You run these through the requests package and the get function within it. Your single argument for this is the link you want to extract from, unless you're looping over multiple. Your store this as a reponse which is whether the website responded to your request. You've all seen these before when you get a website 404 or something. These are failed responses. You can read the response using the json method. of the json data type. JSON stores your values as a dictionary or list, and usually within one of the dictionary entries is the info you want. For our example, we want the 'data' dictionary entry, and then the 4th item from the list within it.

#SAU_api = 
response = requests.get("http://api.seaaroundus.org/api/v1/eez/marine-trophic-index/?region_id=8")
json_data = response.json()
json_data
value = json_data['data']
data = value[3]

Below is a more advanced version of this to store all the values and years separately so they can be easily written to a csv file.

#Marine Trophic Index Extraction
full_table = []
for url in urls_full:
    response = requests.get(url)
    json_data = response.json()
    json_data
    value = json_data['data']
    data = value[4]['values']
    years = []
    mti_value = []
    for item in data:
        year = item[0]
        value = item[1]
        years.append(year)
        mti_value.append(value)
    number = url.split("=")
    number = number[1]
    entry= []
    entry = [number, years, mti_value]
    full_table.append(entry)

Now, what you all probably actually want: FishBase. Here's my first attempt from earlier today for trophic level from fishbase. It takes a fair bit of searching but there is likely a better way. I stopped when I got to the reference link, TL, and standard error for Pacific herring, but this could be re-run modifying the id of the link, and with more spliting and accessing based on the lists.

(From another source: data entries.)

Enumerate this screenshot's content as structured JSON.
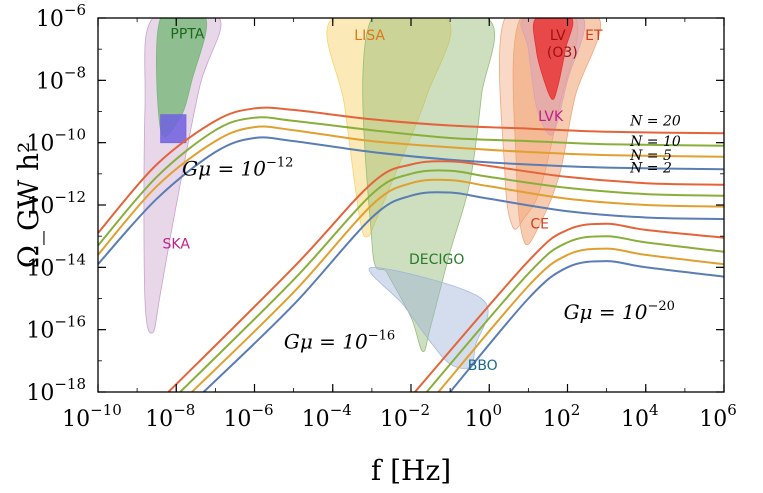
{
  "chart_data": {
    "type": "line",
    "title": "",
    "xlabel": "f [Hz]",
    "ylabel": "Ω_GW h²",
    "xscale": "log",
    "yscale": "log",
    "xlim_exp": [
      -10,
      6
    ],
    "ylim_exp": [
      -18,
      -6
    ],
    "x_ticks": [
      {
        "base": "10",
        "exp": "−10",
        "value": -10
      },
      {
        "base": "10",
        "exp": "−8",
        "value": -8
      },
      {
        "base": "10",
        "exp": "−6",
        "value": -6
      },
      {
        "base": "10",
        "exp": "−4",
        "value": -4
      },
      {
        "base": "10",
        "exp": "−2",
        "value": -2
      },
      {
        "base": "10",
        "exp": "0",
        "value": 0
      },
      {
        "base": "10",
        "exp": "2",
        "value": 2
      },
      {
        "base": "10",
        "exp": "4",
        "value": 4
      },
      {
        "base": "10",
        "exp": "6",
        "value": 6
      }
    ],
    "y_ticks": [
      {
        "base": "10",
        "exp": "−6",
        "value": -6
      },
      {
        "base": "10",
        "exp": "−8",
        "value": -8
      },
      {
        "base": "10",
        "exp": "−10",
        "value": -10
      },
      {
        "base": "10",
        "exp": "−12",
        "value": -12
      },
      {
        "base": "10",
        "exp": "−14",
        "value": -14
      },
      {
        "base": "10",
        "exp": "−16",
        "value": -16
      },
      {
        "base": "10",
        "exp": "−18",
        "value": -18
      }
    ],
    "n_colors": {
      "N=2": "#5a7db4",
      "N=5": "#e0a030",
      "N=10": "#8aae3a",
      "N=20": "#e4643a"
    },
    "groups": [
      {
        "label_base": "Gμ = 10",
        "label_exp": "−12",
        "series": [
          {
            "name": "N=2",
            "points": [
              [
                -10,
                -13.9
              ],
              [
                -8.5,
                -11.8
              ],
              [
                -7,
                -10.3
              ],
              [
                -6,
                -9.85
              ],
              [
                -5,
                -9.95
              ],
              [
                -3,
                -10.3
              ],
              [
                -1,
                -10.55
              ],
              [
                1,
                -10.7
              ],
              [
                3,
                -10.8
              ],
              [
                6,
                -10.85
              ]
            ]
          },
          {
            "name": "N=5",
            "points": [
              [
                -10,
                -13.6
              ],
              [
                -8.5,
                -11.4
              ],
              [
                -7,
                -9.95
              ],
              [
                -6,
                -9.5
              ],
              [
                -5,
                -9.6
              ],
              [
                -3,
                -9.95
              ],
              [
                -1,
                -10.15
              ],
              [
                1,
                -10.3
              ],
              [
                3,
                -10.4
              ],
              [
                6,
                -10.45
              ]
            ]
          },
          {
            "name": "N=10",
            "points": [
              [
                -10,
                -13.3
              ],
              [
                -8.5,
                -11.1
              ],
              [
                -7,
                -9.6
              ],
              [
                -6,
                -9.2
              ],
              [
                -5,
                -9.3
              ],
              [
                -3,
                -9.6
              ],
              [
                -1,
                -9.85
              ],
              [
                1,
                -9.95
              ],
              [
                3,
                -10.05
              ],
              [
                6,
                -10.1
              ]
            ]
          },
          {
            "name": "N=20",
            "points": [
              [
                -10,
                -12.9
              ],
              [
                -8.5,
                -10.7
              ],
              [
                -7,
                -9.3
              ],
              [
                -6,
                -8.9
              ],
              [
                -5,
                -8.95
              ],
              [
                -3,
                -9.25
              ],
              [
                -1,
                -9.45
              ],
              [
                1,
                -9.55
              ],
              [
                3,
                -9.65
              ],
              [
                6,
                -9.7
              ]
            ]
          }
        ]
      },
      {
        "label_base": "Gμ = 10",
        "label_exp": "−16",
        "series": [
          {
            "name": "N=2",
            "points": [
              [
                -7.3,
                -18
              ],
              [
                -5,
                -15.2
              ],
              [
                -3,
                -12.4
              ],
              [
                -2,
                -11.7
              ],
              [
                -1,
                -11.6
              ],
              [
                0,
                -11.8
              ],
              [
                2,
                -12.2
              ],
              [
                4,
                -12.4
              ],
              [
                6,
                -12.45
              ]
            ]
          },
          {
            "name": "N=5",
            "points": [
              [
                -7.6,
                -18
              ],
              [
                -5,
                -14.8
              ],
              [
                -3,
                -12.0
              ],
              [
                -2,
                -11.3
              ],
              [
                -1,
                -11.2
              ],
              [
                0,
                -11.4
              ],
              [
                2,
                -11.8
              ],
              [
                4,
                -12.0
              ],
              [
                6,
                -12.05
              ]
            ]
          },
          {
            "name": "N=10",
            "points": [
              [
                -7.9,
                -18
              ],
              [
                -5,
                -14.4
              ],
              [
                -3,
                -11.65
              ],
              [
                -2,
                -11.0
              ],
              [
                -1,
                -10.9
              ],
              [
                0,
                -11.1
              ],
              [
                2,
                -11.45
              ],
              [
                4,
                -11.65
              ],
              [
                6,
                -11.7
              ]
            ]
          },
          {
            "name": "N=20",
            "points": [
              [
                -8.2,
                -18
              ],
              [
                -5,
                -14.0
              ],
              [
                -3,
                -11.3
              ],
              [
                -2,
                -10.7
              ],
              [
                -1,
                -10.6
              ],
              [
                0,
                -10.75
              ],
              [
                2,
                -11.1
              ],
              [
                4,
                -11.3
              ],
              [
                6,
                -11.35
              ]
            ]
          }
        ]
      },
      {
        "label_base": "Gμ = 10",
        "label_exp": "−20",
        "series": [
          {
            "name": "N=2",
            "points": [
              [
                -1.0,
                -18
              ],
              [
                1,
                -15.0
              ],
              [
                2,
                -14.0
              ],
              [
                3,
                -13.8
              ],
              [
                4,
                -14.0
              ],
              [
                6,
                -14.3
              ]
            ]
          },
          {
            "name": "N=5",
            "points": [
              [
                -1.3,
                -18
              ],
              [
                1,
                -14.6
              ],
              [
                2,
                -13.6
              ],
              [
                3,
                -13.4
              ],
              [
                4,
                -13.6
              ],
              [
                6,
                -13.9
              ]
            ]
          },
          {
            "name": "N=10",
            "points": [
              [
                -1.6,
                -18
              ],
              [
                1,
                -14.2
              ],
              [
                2,
                -13.2
              ],
              [
                3,
                -13.0
              ],
              [
                4,
                -13.2
              ],
              [
                6,
                -13.5
              ]
            ]
          },
          {
            "name": "N=20",
            "points": [
              [
                -1.9,
                -18
              ],
              [
                1,
                -13.8
              ],
              [
                2,
                -12.8
              ],
              [
                3,
                -12.6
              ],
              [
                4,
                -12.8
              ],
              [
                6,
                -13.05
              ]
            ]
          }
        ]
      }
    ],
    "n_labels": [
      {
        "text": "N = 20",
        "series": "N=20"
      },
      {
        "text": "N = 10",
        "series": "N=10"
      },
      {
        "text": "N = 5",
        "series": "N=5"
      },
      {
        "text": "N = 2",
        "series": "N=2"
      }
    ],
    "regions": [
      {
        "name": "PPTA",
        "label": "PPTA",
        "fill": "#3cc83c",
        "opacity": 0.75,
        "label_color": "#1a6a1a",
        "polygon": [
          [
            -8.4,
            -6
          ],
          [
            -7.25,
            -6
          ],
          [
            -7.6,
            -8.0
          ],
          [
            -7.9,
            -9.2
          ],
          [
            -8.4,
            -9.6
          ]
        ]
      },
      {
        "name": "PTA-box",
        "label": "",
        "fill": "#3a3af0",
        "opacity": 0.85,
        "label_color": "#3a3af0",
        "polygon": [
          [
            -8.4,
            -9.1
          ],
          [
            -7.75,
            -9.1
          ],
          [
            -7.75,
            -10.0
          ],
          [
            -8.4,
            -10.0
          ]
        ]
      },
      {
        "name": "SKA",
        "label": "SKA",
        "fill": "#c49ac8",
        "opacity": 0.4,
        "label_color": "#c0208a",
        "polygon": [
          [
            -8.6,
            -6
          ],
          [
            -6.9,
            -6
          ],
          [
            -7.4,
            -8.2
          ],
          [
            -8.0,
            -12.0
          ],
          [
            -8.4,
            -14.8
          ],
          [
            -8.6,
            -16.1
          ],
          [
            -8.8,
            -15.0
          ],
          [
            -8.8,
            -9.0
          ]
        ]
      },
      {
        "name": "LISA",
        "label": "LISA",
        "fill": "#f6d060",
        "opacity": 0.45,
        "label_color": "#e07810",
        "polygon": [
          [
            -4.0,
            -6
          ],
          [
            -1.1,
            -6
          ],
          [
            -1.6,
            -8.5
          ],
          [
            -2.4,
            -11.0
          ],
          [
            -2.9,
            -12.5
          ],
          [
            -3.1,
            -13.0
          ],
          [
            -3.3,
            -12.5
          ],
          [
            -3.7,
            -8.8
          ]
        ]
      },
      {
        "name": "DECIGO",
        "label": "DECIGO",
        "fill": "#90b870",
        "opacity": 0.45,
        "label_color": "#2a7a2a",
        "polygon": [
          [
            -3.0,
            -6
          ],
          [
            -0.05,
            -6
          ],
          [
            -0.2,
            -8.5
          ],
          [
            -0.5,
            -11.3
          ],
          [
            -1.0,
            -13.5
          ],
          [
            -1.5,
            -15.9
          ],
          [
            -1.7,
            -16.7
          ],
          [
            -2.0,
            -15.6
          ],
          [
            -2.6,
            -14.2
          ],
          [
            -3.0,
            -13.2
          ]
        ]
      },
      {
        "name": "BBO",
        "label": "BBO",
        "fill": "#a0b4d8",
        "opacity": 0.45,
        "label_color": "#1a6a8a",
        "polygon": [
          [
            -3.0,
            -14.0
          ],
          [
            -2.2,
            -15.2
          ],
          [
            -1.5,
            -16.4
          ],
          [
            -1.0,
            -17.1
          ],
          [
            -0.5,
            -17.2
          ],
          [
            -0.35,
            -16.5
          ],
          [
            -0.2,
            -15.0
          ]
        ]
      },
      {
        "name": "ET",
        "label": "ET",
        "fill": "#f0a070",
        "opacity": 0.55,
        "label_color": "#d0401a",
        "polygon": [
          [
            0.8,
            -6
          ],
          [
            2.8,
            -6
          ],
          [
            2.2,
            -8.5
          ],
          [
            1.8,
            -11.0
          ],
          [
            1.3,
            -12.6
          ],
          [
            0.9,
            -13.2
          ],
          [
            0.7,
            -11.0
          ]
        ]
      },
      {
        "name": "CE",
        "label": "CE",
        "fill": "#f0a070",
        "opacity": 0.4,
        "label_color": "#d0401a",
        "polygon": [
          [
            0.4,
            -6
          ],
          [
            2.2,
            -6
          ],
          [
            1.8,
            -8.8
          ],
          [
            1.3,
            -11.5
          ],
          [
            0.9,
            -12.4
          ],
          [
            0.6,
            -12.7
          ],
          [
            0.4,
            -11.0
          ]
        ]
      },
      {
        "name": "LVK",
        "label": "LVK",
        "fill": "#d8a0b8",
        "opacity": 0.55,
        "label_color": "#c0208a",
        "polygon": [
          [
            0.9,
            -6
          ],
          [
            2.4,
            -6
          ],
          [
            2.0,
            -8.0
          ],
          [
            1.7,
            -9.5
          ],
          [
            1.5,
            -9.7
          ],
          [
            1.2,
            -8.8
          ],
          [
            1.0,
            -7.0
          ]
        ]
      },
      {
        "name": "LV-O3",
        "label": "LV",
        "sublabel": "(O3)",
        "fill": "#e82828",
        "opacity": 0.75,
        "label_color": "#a01010",
        "polygon": [
          [
            1.2,
            -6
          ],
          [
            2.1,
            -6
          ],
          [
            1.95,
            -7.0
          ],
          [
            1.75,
            -8.2
          ],
          [
            1.6,
            -8.6
          ],
          [
            1.35,
            -7.8
          ],
          [
            1.2,
            -7.0
          ]
        ]
      }
    ]
  }
}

url = "http://fishbase.org/Summary/SpeciesSummary.php?ID=1520&AT=pacific+herring"
req = Request(url, headers={'User-Agent': 'Mozilla/5.0'})
page = urlopen(req).read()
soup = BeautifulSoup(page, "lxml")
soup.prettify
table = soup.find_all("div")
data = str(table)
data = data.split("Trophic Level")
string = str(data[4])
split = string.split("Start resilience")
tl = split[0]
print(tl)